---
title: "Writing Custom Iterators"
output: rmarkdown::html_vignette
author:
  - Steve Weston (originally for package `iterators`)
  - Peter Meilstrup (adapted for package `iterors`)
vignette: >
  %\VignetteEngine{knitr::rmarkdown}
  %\VignetteIndexEntry{Writing Custom Iterators}
  %\VignetteEncoding{UTF-8}
---

```{R echo=FALSE, results="hide"}
library(iterors)
```

An _iterator_ is a special type of object that supplies data on
demand, one element [^one] at a time.  This is a nice abstraction
that can help simplify many programs.  Iterators are particularly useful
in parallel computing, since they facilitate splitting a problem into
smaller pieces that can then be executed in parallel.

[^one]: An ``element'' in this case can be basically any object.  I don't mean to suggest that the data is necessarily returned as scalar values, for example.

Iterators can also be used to reduce the total memory that is needed at
any one time.  For example, if you want to process the lines of text in
a file, it is common to write a loop that reads the file one line at a
time, rather than reading the entire file in order to avoid running out
of memory on huge files.  That's the basic idea of iterators.  Iterators
provide a standard method for getting the next element, which allows us
to write functions that take an iterator as an argument to provide a
source of data.  The function doesn't need to know what kind of iterator
it is.  It just needs to know how to get another piece of data.  The
data could be coming from a file, a database, a vector, or it could be
dynamically generated.

There are a number of iterators that come in the `iterors`
package.  The `iteror.array` method allows you to iterate over
arrays, in much the same way as the standard `apply` function.
`apply` has fixed rules on how the results are returned, which
may require you to reshape the results, which can be inefficient, as
well as inconvenient.  But since `i_apply` doesn't process any
data or combine the results, it is more flexible.  You can use
`i_apply` with the `foreach` package to perform a parallel
`apply` operation, and combine the results any way you want via
the `.combine` argument to `foreach`.

Another iterator that comes in the `iterors` package is the
`isplit` function, which works much like the standard
`split` function. `split` returns a list containing all of the data divided into
groups.  `isplit` only generates one group at a time, as they are
needed, which can reduce the amount memory that is needed.
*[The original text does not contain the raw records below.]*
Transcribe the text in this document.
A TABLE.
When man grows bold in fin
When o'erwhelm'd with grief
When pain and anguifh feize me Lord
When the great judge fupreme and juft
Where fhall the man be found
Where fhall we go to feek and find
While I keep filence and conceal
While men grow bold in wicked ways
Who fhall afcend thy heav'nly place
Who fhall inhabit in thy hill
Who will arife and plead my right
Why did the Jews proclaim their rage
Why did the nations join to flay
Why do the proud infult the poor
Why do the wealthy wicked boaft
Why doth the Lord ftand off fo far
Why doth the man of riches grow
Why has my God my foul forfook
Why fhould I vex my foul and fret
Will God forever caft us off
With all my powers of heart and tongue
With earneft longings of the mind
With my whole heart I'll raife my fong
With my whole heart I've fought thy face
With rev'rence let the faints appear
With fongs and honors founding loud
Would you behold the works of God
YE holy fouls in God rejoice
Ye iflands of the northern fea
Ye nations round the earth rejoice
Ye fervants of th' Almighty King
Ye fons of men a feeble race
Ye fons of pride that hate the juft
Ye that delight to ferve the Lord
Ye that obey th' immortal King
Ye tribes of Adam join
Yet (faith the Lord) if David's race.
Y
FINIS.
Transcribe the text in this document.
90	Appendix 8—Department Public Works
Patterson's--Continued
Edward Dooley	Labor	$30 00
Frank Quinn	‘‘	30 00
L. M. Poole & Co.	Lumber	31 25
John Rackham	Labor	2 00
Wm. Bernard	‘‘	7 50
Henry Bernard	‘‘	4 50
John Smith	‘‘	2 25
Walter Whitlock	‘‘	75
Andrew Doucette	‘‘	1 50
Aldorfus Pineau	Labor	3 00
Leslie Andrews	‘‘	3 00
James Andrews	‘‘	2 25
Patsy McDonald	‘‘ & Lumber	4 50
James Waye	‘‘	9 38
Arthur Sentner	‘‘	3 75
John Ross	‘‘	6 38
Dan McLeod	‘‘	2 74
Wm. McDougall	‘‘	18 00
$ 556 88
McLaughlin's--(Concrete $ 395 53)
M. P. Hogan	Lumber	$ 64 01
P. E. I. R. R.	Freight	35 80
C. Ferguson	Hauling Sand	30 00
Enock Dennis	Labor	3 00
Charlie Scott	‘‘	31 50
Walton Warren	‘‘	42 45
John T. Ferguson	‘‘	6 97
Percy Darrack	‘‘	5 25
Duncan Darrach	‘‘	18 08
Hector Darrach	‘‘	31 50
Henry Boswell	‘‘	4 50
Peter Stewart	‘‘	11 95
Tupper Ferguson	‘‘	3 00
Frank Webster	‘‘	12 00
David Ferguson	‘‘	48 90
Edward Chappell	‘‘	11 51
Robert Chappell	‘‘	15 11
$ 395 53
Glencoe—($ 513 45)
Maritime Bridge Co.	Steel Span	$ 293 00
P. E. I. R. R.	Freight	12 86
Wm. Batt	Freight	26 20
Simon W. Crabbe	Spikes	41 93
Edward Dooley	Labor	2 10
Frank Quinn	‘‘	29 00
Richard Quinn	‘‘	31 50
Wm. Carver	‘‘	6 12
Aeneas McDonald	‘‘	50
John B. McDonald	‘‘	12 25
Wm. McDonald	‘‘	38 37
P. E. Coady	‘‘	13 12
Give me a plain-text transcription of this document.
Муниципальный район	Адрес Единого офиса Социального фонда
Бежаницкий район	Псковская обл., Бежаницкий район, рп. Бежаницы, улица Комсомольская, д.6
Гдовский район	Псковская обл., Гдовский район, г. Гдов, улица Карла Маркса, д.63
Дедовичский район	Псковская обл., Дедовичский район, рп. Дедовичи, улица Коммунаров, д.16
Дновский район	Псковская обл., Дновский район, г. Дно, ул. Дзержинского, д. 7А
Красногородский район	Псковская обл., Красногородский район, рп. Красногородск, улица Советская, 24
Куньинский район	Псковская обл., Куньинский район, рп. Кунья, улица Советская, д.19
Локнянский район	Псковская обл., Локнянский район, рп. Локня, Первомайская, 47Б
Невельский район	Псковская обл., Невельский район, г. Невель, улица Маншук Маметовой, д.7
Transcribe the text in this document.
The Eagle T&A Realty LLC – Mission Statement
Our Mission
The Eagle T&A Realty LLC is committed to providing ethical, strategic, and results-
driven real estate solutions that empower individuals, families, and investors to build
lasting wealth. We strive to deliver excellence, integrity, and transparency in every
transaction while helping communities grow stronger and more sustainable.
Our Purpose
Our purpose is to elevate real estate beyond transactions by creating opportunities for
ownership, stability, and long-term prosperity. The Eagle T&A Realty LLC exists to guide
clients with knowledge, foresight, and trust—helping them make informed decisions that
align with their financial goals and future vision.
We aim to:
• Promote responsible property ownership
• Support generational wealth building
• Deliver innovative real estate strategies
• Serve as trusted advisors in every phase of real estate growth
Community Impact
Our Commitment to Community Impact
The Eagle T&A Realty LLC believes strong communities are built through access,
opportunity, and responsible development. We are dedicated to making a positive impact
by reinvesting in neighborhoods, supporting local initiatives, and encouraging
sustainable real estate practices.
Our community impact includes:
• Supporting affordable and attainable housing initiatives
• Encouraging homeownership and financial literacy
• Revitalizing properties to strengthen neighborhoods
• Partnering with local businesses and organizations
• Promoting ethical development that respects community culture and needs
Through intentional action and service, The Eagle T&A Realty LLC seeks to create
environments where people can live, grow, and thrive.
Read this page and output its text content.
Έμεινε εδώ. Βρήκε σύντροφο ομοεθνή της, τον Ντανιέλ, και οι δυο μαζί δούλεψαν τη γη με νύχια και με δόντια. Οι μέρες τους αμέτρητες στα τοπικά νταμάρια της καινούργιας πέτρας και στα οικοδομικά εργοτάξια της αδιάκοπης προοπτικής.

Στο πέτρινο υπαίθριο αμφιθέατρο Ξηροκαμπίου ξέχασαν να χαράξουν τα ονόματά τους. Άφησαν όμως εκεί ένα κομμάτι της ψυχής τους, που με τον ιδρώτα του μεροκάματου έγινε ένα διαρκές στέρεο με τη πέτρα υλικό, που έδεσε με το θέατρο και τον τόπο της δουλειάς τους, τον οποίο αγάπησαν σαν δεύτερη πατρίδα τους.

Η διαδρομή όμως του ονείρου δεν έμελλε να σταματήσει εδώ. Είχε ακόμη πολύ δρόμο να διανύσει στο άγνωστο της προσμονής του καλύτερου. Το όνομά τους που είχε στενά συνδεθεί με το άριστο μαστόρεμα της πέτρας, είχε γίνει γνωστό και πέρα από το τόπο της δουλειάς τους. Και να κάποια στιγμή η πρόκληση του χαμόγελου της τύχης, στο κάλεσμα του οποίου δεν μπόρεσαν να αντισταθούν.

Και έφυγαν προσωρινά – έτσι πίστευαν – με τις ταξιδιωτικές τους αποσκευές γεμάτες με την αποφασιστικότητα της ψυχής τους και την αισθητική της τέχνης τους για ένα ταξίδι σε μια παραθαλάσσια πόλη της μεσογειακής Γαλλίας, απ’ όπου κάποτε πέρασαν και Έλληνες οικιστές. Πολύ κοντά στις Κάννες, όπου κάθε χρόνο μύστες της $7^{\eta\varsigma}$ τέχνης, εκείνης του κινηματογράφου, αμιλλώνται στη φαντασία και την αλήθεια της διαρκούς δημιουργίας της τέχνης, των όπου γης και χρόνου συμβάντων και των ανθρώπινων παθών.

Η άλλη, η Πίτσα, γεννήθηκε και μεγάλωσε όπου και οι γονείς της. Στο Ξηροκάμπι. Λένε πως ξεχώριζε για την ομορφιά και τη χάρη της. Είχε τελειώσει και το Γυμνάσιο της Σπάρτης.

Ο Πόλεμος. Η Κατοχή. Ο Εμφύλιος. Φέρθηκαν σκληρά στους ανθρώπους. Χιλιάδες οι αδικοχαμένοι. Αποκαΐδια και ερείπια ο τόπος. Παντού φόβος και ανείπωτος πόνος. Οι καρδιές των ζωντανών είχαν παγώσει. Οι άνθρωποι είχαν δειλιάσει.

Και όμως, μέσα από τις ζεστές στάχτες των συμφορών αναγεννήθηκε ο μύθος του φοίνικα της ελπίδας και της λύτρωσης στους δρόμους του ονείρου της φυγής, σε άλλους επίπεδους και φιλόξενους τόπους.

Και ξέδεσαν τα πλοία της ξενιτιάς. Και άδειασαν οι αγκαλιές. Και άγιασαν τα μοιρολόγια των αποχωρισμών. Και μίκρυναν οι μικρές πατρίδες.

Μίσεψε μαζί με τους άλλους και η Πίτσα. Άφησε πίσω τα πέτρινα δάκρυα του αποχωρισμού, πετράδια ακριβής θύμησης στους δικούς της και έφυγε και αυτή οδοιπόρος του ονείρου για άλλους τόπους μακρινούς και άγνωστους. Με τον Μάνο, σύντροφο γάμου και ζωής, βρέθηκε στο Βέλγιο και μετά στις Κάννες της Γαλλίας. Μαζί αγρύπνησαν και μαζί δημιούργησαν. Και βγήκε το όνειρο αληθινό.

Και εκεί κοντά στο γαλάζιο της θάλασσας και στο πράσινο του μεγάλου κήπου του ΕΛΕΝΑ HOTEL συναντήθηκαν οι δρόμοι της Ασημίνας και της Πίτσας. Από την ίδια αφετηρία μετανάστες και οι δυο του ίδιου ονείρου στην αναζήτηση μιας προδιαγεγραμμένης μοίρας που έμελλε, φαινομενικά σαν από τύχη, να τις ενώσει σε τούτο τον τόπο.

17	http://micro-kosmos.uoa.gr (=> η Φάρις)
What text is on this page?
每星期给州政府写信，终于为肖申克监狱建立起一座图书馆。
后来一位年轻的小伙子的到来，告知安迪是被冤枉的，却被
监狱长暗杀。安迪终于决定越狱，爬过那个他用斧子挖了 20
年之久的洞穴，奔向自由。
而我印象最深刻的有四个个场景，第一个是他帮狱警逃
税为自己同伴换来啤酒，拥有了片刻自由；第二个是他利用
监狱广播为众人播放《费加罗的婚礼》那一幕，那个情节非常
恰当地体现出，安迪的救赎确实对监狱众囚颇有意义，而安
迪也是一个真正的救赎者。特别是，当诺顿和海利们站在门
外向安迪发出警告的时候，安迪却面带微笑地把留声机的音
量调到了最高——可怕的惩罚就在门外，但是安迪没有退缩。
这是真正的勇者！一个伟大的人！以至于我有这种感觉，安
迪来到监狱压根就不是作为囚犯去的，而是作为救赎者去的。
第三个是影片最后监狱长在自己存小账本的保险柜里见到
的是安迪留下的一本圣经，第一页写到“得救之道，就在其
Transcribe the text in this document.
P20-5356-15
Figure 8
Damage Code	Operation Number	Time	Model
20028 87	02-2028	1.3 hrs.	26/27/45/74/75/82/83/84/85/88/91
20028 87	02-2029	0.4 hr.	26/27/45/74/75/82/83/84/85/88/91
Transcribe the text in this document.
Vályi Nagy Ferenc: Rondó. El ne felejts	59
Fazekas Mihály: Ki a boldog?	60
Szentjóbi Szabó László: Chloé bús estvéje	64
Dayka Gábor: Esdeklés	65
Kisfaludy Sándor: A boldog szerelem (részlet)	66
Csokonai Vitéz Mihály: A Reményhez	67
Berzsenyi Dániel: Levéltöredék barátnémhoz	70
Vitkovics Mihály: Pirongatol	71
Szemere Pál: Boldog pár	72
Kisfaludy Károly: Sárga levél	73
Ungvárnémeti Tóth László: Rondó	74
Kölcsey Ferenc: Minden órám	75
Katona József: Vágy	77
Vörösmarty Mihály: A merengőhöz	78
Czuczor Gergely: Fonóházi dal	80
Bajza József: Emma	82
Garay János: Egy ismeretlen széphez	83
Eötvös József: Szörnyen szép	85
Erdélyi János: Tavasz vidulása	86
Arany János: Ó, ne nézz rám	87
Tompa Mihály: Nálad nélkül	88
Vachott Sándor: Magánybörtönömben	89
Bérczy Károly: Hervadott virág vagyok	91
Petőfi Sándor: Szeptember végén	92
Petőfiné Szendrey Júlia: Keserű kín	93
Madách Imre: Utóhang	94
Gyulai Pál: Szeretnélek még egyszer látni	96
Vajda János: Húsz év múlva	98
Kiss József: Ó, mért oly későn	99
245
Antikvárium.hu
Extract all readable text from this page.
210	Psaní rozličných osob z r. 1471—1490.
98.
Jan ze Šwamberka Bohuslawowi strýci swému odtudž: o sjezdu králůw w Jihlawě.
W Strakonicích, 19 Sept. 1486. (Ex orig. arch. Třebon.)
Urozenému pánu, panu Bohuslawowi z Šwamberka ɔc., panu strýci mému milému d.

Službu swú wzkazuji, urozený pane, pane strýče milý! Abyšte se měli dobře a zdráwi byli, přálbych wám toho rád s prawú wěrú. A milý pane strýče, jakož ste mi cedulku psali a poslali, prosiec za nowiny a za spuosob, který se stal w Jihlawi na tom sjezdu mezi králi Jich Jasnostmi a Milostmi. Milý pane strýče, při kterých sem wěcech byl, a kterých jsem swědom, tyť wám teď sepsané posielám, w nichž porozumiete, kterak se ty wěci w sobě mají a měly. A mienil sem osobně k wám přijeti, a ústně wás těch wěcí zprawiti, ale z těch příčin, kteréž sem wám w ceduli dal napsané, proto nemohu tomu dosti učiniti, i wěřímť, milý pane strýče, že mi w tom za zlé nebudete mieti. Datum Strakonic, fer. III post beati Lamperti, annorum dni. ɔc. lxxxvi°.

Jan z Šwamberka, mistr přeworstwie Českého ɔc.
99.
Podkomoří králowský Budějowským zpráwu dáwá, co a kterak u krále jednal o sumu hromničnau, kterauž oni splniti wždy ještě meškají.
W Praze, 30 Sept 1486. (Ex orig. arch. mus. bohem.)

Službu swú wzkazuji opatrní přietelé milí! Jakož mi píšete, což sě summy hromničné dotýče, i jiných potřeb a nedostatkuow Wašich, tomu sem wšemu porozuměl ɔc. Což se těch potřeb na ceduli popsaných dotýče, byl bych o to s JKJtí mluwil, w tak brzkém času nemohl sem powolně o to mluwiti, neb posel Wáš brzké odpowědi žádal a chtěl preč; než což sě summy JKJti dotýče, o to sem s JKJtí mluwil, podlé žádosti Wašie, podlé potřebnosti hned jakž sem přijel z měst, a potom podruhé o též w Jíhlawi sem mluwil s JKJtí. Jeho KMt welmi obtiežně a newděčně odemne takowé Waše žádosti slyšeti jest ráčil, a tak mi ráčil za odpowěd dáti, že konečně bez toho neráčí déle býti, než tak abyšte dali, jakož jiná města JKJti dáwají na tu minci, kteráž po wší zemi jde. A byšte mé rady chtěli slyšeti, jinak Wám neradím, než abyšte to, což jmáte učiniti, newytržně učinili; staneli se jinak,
But of course, there will be times when you need an iterator that isn't
provided by the `iterors` package.  That is when you need to
write your own custom iterator.  Fortunately, that is fairly easy to do.

## What methods are needed for an iteror?

Basically, an `iteror` is an S3 object whose base class is
`"iteror"`, which has defined methods called  `nextOr` and `iteror`.

The function `iteror` is a generic method.  The purpose of the
`iteror` method is to construct an iterator for the specified object.
For example, this makes an iteror `it` out of a list:

```{R iterable1}
it <- iteror(list(1:2, 3:4))
```

When `iteror` is called on a list (or any object without a class) it finds the method
`iteror.default`, which constructs an iterator which returns one element
at a time from the given vector.

If `x` is already of class `"iteror"` then `iteror(x)` simply returns `x`, which
seems odd at first.  But the `iteror` method can be defined for
other objects that don't define a `nextOr` method.  We call
those objects _iterables_, meaning that you can iterate over them.
The `iterators` package defines `iteror` methods for
vectors, lists, matrices, and data frames, making those objects
iterables.  By defining an `iteror` method for data types,
you can pass those types directly to any function that expects an iterable.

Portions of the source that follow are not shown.